In 2019, the Angolan government amended its anti-money laundering previously established in January 2014. The new law, Law no. 5/20, applies particularly to financial and non-financial entities, accountants, lawyers, law firm partners and auditors acting (including intermediation) in representation of clients in transactions that involve real estate’s acquisition/sale, incorporation of companies and bank accounts’ opening, management or movement, in attempts to better combat illicit remittance flows. Importantly, the new law expressly prohibits the incorporation of shell banks — banks with no physical presence in Angola nor connection to any financial group, requires reporting on capital movement in any commercial bank exceeding USD 1000, and requires enhanced scrutiny of local politically exposed persons. The subsequent drop in foreign exchange availability in Angola, beginning in 2015 due to declining petroleum revenues, has severely impeded personal and legitimate business remittances.
International and domestic companies operating in Angola face delays securing foreign exchange approval for remittances to cover key operational expenses, including imported goods and expatriate salaries. The government has improved profit and dividend remittances for most companies, including foreign airlines with withheld remittances for the sector currently valued by the International Air Transport Association (IATA) at USD 4 million, down from 137 million in early 2019.
The BNA has facilitated remittances of international supplies by introducing payment by letters of credit. Also, the 2018 NPIL grants foreign investors “the right and guarantee to transfer abroad” dividends or distributed profits, the proceeds of the liquidation of their investments, capital gains, the proceeds of indemnities and royalties, or other income from remuneration of indirect investments related to technology transfer after proof of implementation of the project and payment of all taxes due. The government continues to prioritize foreign exchange for essential goods and services including the food, health, defense, and petroleum industries.
Sovereign Wealth Funds
In October 2012, former President Eduardo dos Santos established a petroleum-funded USD 5 billion sovereign wealth fund called the Fundo Soberano de Angola (FSDEA). The FSDEA was established in accordance with international governance standards and best practices as outlined in the Santiago Principles. In February 2015, the FSDEA was recognized as transparent by the Sovereign Wealth Fund Institute (SWFI), receiving a score of 8 out of 10. The FSDEA has the express purpose of profit maximization with a special emphasis on investing in domestic projects that have a social component (http://www.fundosoberano.ao/investments/ ). Jose Filomeno dos Santos (Zenu), son of former President Jose Eduardo dos Santos, was appointed chairman of FSDEA in June 2013, but was removed by President Lourenco, based reportedly on poor results at the FSDEA and conspiracy with the Fund’s wealth manager, Quantum Global (QG), to embezzle FSDEA funds. Former Minister Carlos Alberto Lopes was named new head of the FSDEA. Zenu remains under investigation for money laundering, embezzlement, and fraud related to his management of the FSDEA, and is currently on trial for fraud in connection with the transfer of USD 500 million from the Angolan Central Bank to a bank in the UK. On March 22, 2019, the government freed Jean-Claude Bastos de Morais, QG’s CEO, in preventive detention since September 2018, based on the insufficiency of evidence to support the collection of malfeasance charges, while it continues to build its case against him.

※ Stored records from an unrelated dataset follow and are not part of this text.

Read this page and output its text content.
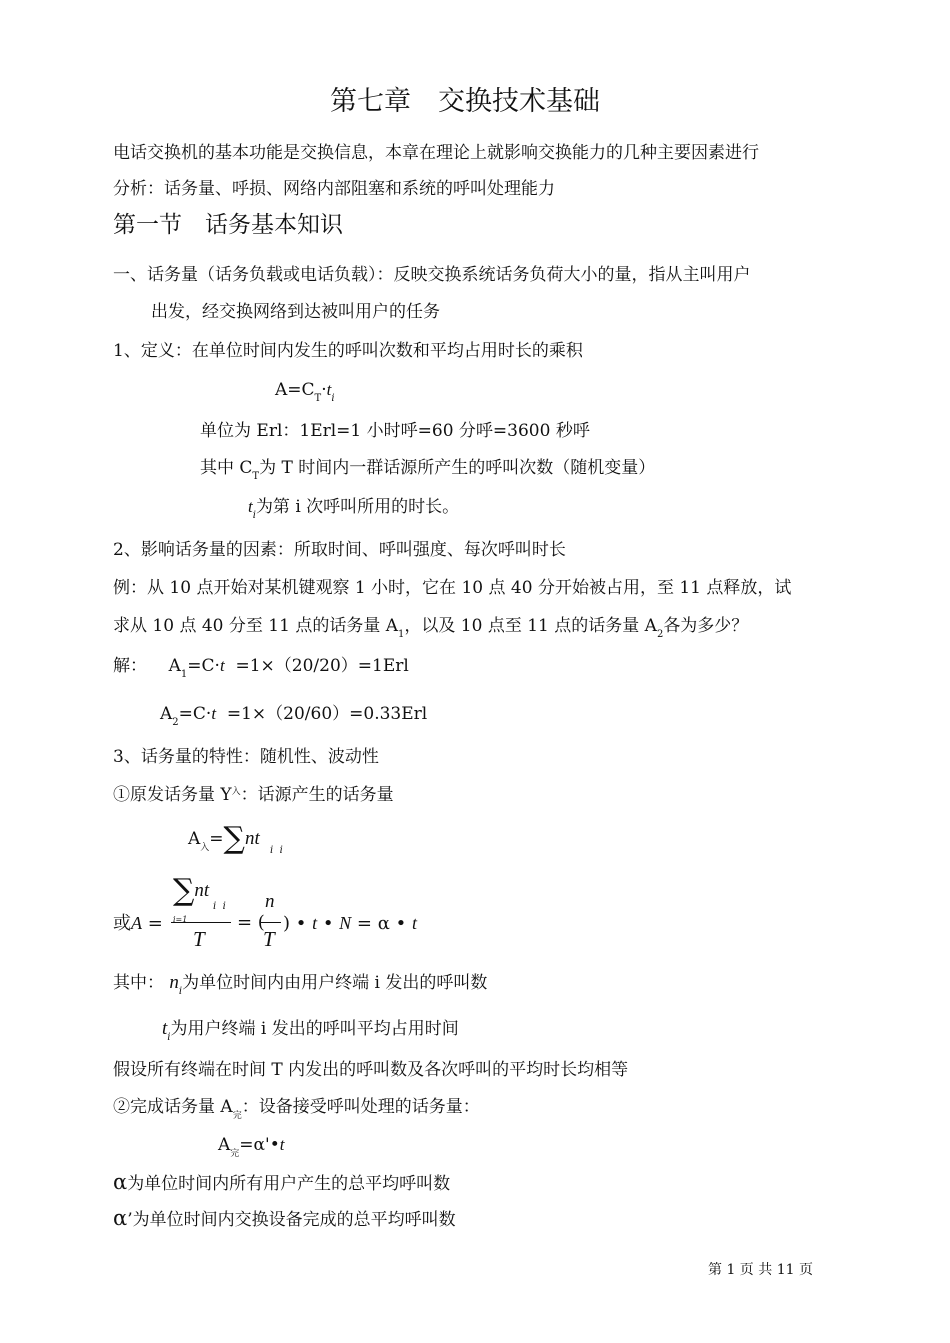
第七章　交换技术基础
电话交换机的基本功能是交换信息，本章在理论上就影响交换能力的几种主要因素进行
分析：话务量、呼损、网络内部阻塞和系统的呼叫处理能力
第一节　话务基本知识
一、话务量（话务负载或电话负载）：反映交换系统话务负荷大小的量，指从主叫用户
出发，经交换网络到达被叫用户的任务
1、定义：在单位时间内发生的呼叫次数和平均占用时长的乘积
$A=C_T\cdot t_i$
单位为 Erl：1Erl=1 小时呼=60 分呼=3600 秒呼
其中 $C_T$为 T 时间内一群话源所产生的呼叫次数（随机变量）
$t_i$为第 i 次呼叫所用的时长。
2、影响话务量的因素：所取时间、呼叫强度、每次呼叫时长
例：从 10 点开始对某机键观察 1 小时，它在 10 点 40 分开始被占用，至 11 点释放，试
求从 10 点 40 分至 11 点的话务量 $A_1$，以及 10 点至 11 点的话务量 $A_2$各为多少？
解： $A_1=C\cdot t =1\times(20/20)=1Erl$
$A_2=C\cdot t =1\times(20/60)=0.33Erl$
3、话务量的特性：随机性、波动性
①原发话务量 $Y^入$：话源产生的话务量
$A_入=\sum nt$
i i
∑nt
i i
i=1
T
或A =	= (
n
T
) • t • N = α • t
其中： $n_i$为单位时间内由用户终端 i 发出的呼叫数
$t_i$为用户终端 i 发出的呼叫平均占用时间
假设所有终端在时间 T 内发出的呼叫数及各次呼叫的平均时长均相等
②完成话务量 $A_完$：设备接受呼叫处理的话务量：
$A_完=\alpha'•t$
α为单位时间内所有用户产生的总平均呼叫数
α’为单位时间内交换设备完成的总平均呼叫数
第 1 页 共 11 页
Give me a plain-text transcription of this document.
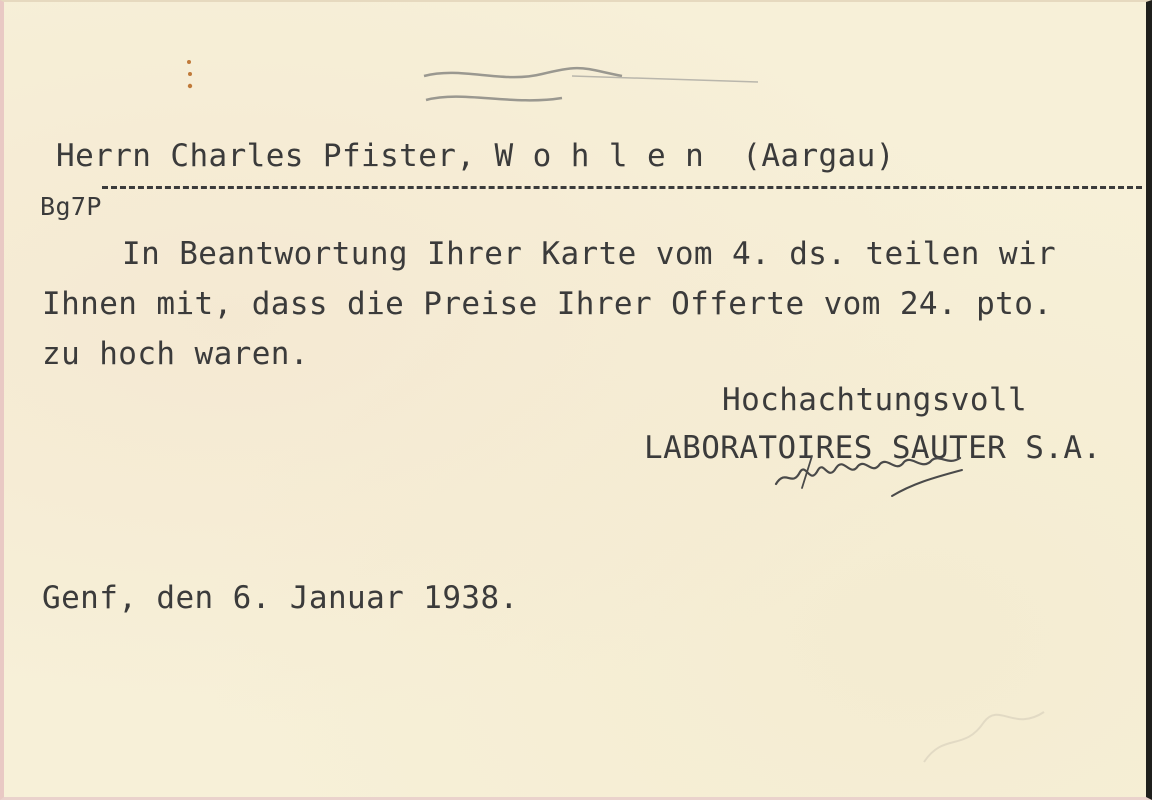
Herrn Charles Pfister, W o h l e n  (Aargau)
Bg7P
In Beantwortung Ihrer Karte vom 4. ds. teilen wir
Ihnen mit, dass die Preise Ihrer Offerte vom 24. pto.
zu hoch waren.
Hochachtungsvoll
LABORATOIRES SAUTER S.A.
Genf, den 6. Januar 1938.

Half of the initial endowment of FSDEA was invested in agriculture, mining, infrastructure, and real estate in Angola and other African markets, and the other half was supposedly allocated to cash and fixed-income instruments, global and emerging-market equities, and other alternative investments. The FSDEA is in possession of approximately USD 3.35 billion of its private equity assets previously under the control of QG, and announced that the government will use USD 1.5 billion of the fund’s assets to support social programs on condition of future repayment through increased tax on the BNA’s rolling debts.